When the COVID-19 pandemic started, many EU citizens experienced delays and sometimes a full halt to their justice systems. It became apparent that there is still room for progress in making justice systems more resilient and efficient, especially by making the most of the digital transition. On 1 December 2021, I presented three proposals to further modernise our EU justice systems:
The first suggestion aims to make the administration of justice easier and cheaper for citizens and businesses. According to this new proposal, they would be able to use electronic means of communication to file claims and to communicate with authorities from the safety of their homes or offices. Exchanges between Member States will be possible through national portals, and, at the same time, the European Commission will provide an access point for the European e-Justice Portal. We are looking at establishing a modern and integrated solution that tackles existing practical barriers. Citizens will also be able to pay court fees electronically. Moreover, given the lessons learned from the pandemic, our proposal ensures that oral hearings could also take place by means of videoconferencing.
Digital tools are not only useful for accelerating procedures and cutting travel time; they are also fundamental in ensuring our safety from criminal threats. The 2016 Brussels bombings were a coordinated terrorist attack that severely hit Belgium. Many fellow European citizens also experienced the grief and fear that these attacks caused, which are still threatening our societies. We are introducing two proposals that will make the manner in which we approach terrorist threats and criminal investigations more resilient and fit for our digital age.

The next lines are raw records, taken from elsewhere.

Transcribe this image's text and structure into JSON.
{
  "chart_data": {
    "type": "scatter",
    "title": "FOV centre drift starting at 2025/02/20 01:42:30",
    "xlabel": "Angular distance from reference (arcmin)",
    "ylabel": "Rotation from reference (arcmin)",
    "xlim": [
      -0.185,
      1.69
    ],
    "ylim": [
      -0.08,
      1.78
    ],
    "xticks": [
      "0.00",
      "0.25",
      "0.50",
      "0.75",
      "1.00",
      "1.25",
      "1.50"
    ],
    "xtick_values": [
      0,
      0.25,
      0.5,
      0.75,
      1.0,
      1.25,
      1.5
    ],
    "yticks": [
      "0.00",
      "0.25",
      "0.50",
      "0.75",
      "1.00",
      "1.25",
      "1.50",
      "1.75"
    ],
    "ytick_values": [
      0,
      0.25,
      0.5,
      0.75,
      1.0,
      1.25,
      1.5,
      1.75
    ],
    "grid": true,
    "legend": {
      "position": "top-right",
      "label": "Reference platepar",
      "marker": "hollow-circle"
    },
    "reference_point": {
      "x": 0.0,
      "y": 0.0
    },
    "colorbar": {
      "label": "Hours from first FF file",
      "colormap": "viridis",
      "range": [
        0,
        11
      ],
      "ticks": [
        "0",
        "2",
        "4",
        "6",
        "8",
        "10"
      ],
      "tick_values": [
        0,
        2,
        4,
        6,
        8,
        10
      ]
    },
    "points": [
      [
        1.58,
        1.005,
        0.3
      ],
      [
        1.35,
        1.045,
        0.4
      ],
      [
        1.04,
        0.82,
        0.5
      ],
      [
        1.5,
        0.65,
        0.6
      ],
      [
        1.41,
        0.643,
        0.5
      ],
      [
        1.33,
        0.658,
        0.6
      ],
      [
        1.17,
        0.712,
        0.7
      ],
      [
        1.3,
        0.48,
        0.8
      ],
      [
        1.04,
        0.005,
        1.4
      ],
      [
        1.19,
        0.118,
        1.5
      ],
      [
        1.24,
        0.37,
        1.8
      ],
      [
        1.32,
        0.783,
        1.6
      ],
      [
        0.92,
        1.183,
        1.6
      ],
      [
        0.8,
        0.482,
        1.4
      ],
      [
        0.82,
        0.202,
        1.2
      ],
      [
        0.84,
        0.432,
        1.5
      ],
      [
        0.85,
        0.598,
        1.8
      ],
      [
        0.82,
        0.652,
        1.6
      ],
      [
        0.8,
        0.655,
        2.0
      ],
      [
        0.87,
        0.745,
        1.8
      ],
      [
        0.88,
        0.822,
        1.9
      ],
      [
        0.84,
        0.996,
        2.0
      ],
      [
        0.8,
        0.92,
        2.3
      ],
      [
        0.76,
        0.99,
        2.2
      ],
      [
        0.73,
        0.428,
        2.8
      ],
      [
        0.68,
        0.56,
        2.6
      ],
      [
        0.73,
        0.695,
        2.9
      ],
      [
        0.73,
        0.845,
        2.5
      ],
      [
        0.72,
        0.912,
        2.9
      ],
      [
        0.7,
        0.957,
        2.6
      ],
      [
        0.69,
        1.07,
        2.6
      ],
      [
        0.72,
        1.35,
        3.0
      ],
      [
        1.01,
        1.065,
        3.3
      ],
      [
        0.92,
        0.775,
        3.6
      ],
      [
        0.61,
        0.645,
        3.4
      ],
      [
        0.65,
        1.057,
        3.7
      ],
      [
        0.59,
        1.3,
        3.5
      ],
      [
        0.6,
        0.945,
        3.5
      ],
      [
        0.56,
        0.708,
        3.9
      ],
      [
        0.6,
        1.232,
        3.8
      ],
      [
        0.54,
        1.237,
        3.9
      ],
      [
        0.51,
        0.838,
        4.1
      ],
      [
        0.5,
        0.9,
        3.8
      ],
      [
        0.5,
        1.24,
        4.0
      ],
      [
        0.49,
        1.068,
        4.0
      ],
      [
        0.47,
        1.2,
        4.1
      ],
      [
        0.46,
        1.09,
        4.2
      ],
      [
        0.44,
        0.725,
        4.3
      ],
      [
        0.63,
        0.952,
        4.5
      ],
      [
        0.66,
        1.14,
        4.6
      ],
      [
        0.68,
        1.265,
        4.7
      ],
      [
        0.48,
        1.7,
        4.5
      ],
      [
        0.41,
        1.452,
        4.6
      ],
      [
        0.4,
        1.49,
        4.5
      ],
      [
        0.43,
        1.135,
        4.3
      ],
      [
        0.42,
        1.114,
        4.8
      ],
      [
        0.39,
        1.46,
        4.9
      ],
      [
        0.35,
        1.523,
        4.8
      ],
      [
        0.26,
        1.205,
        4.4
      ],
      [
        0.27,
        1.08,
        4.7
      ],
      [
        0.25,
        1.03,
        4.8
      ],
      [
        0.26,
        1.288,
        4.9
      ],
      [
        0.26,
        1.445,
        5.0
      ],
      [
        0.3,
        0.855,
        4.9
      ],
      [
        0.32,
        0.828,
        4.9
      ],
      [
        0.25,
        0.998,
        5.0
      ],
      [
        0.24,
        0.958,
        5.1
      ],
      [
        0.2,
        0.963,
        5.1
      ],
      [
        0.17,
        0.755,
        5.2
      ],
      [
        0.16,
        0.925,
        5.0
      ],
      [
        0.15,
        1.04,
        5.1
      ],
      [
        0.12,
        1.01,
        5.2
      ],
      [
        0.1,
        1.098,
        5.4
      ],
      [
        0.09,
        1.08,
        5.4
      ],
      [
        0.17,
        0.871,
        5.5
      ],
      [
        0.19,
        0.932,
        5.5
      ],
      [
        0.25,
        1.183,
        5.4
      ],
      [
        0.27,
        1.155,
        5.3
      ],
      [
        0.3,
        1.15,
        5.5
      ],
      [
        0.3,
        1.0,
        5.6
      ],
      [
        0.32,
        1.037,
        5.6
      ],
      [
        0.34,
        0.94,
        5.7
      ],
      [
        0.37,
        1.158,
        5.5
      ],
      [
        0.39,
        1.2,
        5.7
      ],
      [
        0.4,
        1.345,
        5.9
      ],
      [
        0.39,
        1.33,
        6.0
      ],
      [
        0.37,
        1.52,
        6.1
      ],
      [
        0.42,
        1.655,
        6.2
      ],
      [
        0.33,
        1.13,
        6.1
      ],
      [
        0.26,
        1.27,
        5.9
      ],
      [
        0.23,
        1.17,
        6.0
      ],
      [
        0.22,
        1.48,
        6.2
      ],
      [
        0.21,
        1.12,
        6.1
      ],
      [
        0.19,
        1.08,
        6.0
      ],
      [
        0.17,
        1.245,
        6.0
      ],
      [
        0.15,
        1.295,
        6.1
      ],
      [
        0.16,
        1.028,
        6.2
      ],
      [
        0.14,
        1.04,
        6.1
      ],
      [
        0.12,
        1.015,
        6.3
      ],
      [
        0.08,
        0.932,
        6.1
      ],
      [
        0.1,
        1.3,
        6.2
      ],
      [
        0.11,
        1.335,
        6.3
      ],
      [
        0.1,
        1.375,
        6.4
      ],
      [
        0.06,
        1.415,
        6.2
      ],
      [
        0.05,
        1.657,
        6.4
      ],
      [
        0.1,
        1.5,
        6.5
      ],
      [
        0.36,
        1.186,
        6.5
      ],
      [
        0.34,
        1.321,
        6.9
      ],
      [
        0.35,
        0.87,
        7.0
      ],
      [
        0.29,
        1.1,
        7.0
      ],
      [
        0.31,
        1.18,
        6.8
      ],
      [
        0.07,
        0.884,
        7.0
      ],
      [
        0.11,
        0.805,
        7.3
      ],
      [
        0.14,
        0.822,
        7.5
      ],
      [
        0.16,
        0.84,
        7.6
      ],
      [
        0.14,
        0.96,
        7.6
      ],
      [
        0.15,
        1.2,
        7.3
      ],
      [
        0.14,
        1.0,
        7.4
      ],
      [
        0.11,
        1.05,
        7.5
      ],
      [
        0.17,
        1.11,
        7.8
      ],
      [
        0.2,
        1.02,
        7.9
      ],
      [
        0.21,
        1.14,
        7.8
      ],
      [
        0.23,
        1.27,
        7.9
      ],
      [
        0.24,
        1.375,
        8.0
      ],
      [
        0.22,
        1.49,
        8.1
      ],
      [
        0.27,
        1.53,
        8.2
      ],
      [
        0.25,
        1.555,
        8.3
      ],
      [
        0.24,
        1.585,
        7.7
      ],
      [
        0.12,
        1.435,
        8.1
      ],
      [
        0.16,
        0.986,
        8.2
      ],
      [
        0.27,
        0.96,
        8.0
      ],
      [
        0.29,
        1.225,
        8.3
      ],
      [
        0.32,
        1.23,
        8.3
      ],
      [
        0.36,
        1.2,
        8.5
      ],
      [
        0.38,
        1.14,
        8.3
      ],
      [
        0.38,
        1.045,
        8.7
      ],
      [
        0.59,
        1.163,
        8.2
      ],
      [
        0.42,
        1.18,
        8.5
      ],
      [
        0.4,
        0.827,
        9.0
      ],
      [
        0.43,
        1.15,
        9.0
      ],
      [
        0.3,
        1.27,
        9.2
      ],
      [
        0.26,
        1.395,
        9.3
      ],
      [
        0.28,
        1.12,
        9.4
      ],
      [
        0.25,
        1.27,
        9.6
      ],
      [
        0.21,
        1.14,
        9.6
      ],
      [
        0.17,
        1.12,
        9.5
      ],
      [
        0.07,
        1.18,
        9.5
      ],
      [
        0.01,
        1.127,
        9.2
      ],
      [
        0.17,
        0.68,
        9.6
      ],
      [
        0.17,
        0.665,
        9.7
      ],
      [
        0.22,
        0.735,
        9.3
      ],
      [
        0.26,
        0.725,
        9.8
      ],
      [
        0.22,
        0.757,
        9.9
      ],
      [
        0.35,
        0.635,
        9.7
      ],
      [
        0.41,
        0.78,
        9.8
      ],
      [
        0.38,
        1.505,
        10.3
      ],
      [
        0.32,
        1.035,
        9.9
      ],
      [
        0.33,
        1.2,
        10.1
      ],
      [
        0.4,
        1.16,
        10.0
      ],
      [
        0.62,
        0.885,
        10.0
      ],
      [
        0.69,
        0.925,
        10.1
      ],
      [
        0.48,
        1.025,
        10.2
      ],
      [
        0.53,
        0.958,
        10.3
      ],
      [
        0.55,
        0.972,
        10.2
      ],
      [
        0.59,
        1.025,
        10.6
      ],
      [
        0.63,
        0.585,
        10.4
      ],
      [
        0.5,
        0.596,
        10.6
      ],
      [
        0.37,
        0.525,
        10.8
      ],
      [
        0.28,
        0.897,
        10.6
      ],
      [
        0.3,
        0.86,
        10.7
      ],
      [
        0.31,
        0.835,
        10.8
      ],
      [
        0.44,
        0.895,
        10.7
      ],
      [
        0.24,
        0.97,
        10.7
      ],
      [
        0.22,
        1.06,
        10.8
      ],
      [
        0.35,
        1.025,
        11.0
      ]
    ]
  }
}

In this context, the second proposal on digital information in cross-border terrorism cases is directed at significantly modernising Eurojust’s information system. In fact, it was the aftermath of the 2015 Bataclan concert hall attack in Paris that made authorities realise they need better cross-border collaboration to counteract cross-border terrorist investigations and prosecutions. This realisation resulted in the creation of Eurojust’s European Judicial Counter-Terrorism Register. I am proud to say that it has revolutionised the work of law enforcement authorities across the EU, allowing prosecutors to identify potential links in investigations against terrorist suspects in different EU countries and to coordinate the judicial response. The coordinated involvement of judicial authorities is also crucial from a rule-of-law point of view, as coordinated preventive measures – such as house searches and arrest warrants – need to be authorised and supervised by judicial authorities.
We now aim to take the Register to the next level. We propose modernising the system to identify many links automatically, hence requiring much less manual intervention. This will enable Eurojust to provide faster and better feedback to national authorities. We also propose setting up secure digital communication channels between national authorities and Eurojust. Lastly, this proposal should establish a clear legal basis for cooperation with prosecutors outside the EU.
The third proposal involves supporting the functioning of Joint Investigation Teams (JITs). These teams are set up for specific criminal investigations put together by the authorities of two or more States to carry out criminal investigations together. According to the proposal, a Joint Investigation Teams collaboration platform would be established. The platform will be a highly secure online collaboration tool aiming to facilitate the exchanges and cooperation within JITs throughout their duration. It will provide for easy electronic communication, the exchange of information and evidence (including large amounts of data), the traceability of evidence as well as the planning and coordination of JIT operations. The platform is designed to be confidential; therefore, it meets the highest levels of cybersecurity standards.
In previous discussions and meetings with justice professionals, it struck me how much investigative judicial authorities rely on each other to exchange information and evidence securely and swiftly. I witnessed that having digital tools in place is crucial, especially when time is of the essence. In addition, citizens and businesses are operating digitally more and more, and they expect to get a digital and fast response to their issues.
As part of the Next Generation EU, the digitalisation of justice systems has become a horizontal objective for all the Member States. I am proud to report that we are delivering on our promises to forge a modern and digital justice system. Member States will also need to implement all manner of tools and IT infrastructures. Together, we are creating a truly efficient and resilient European area of freedom, security and justice.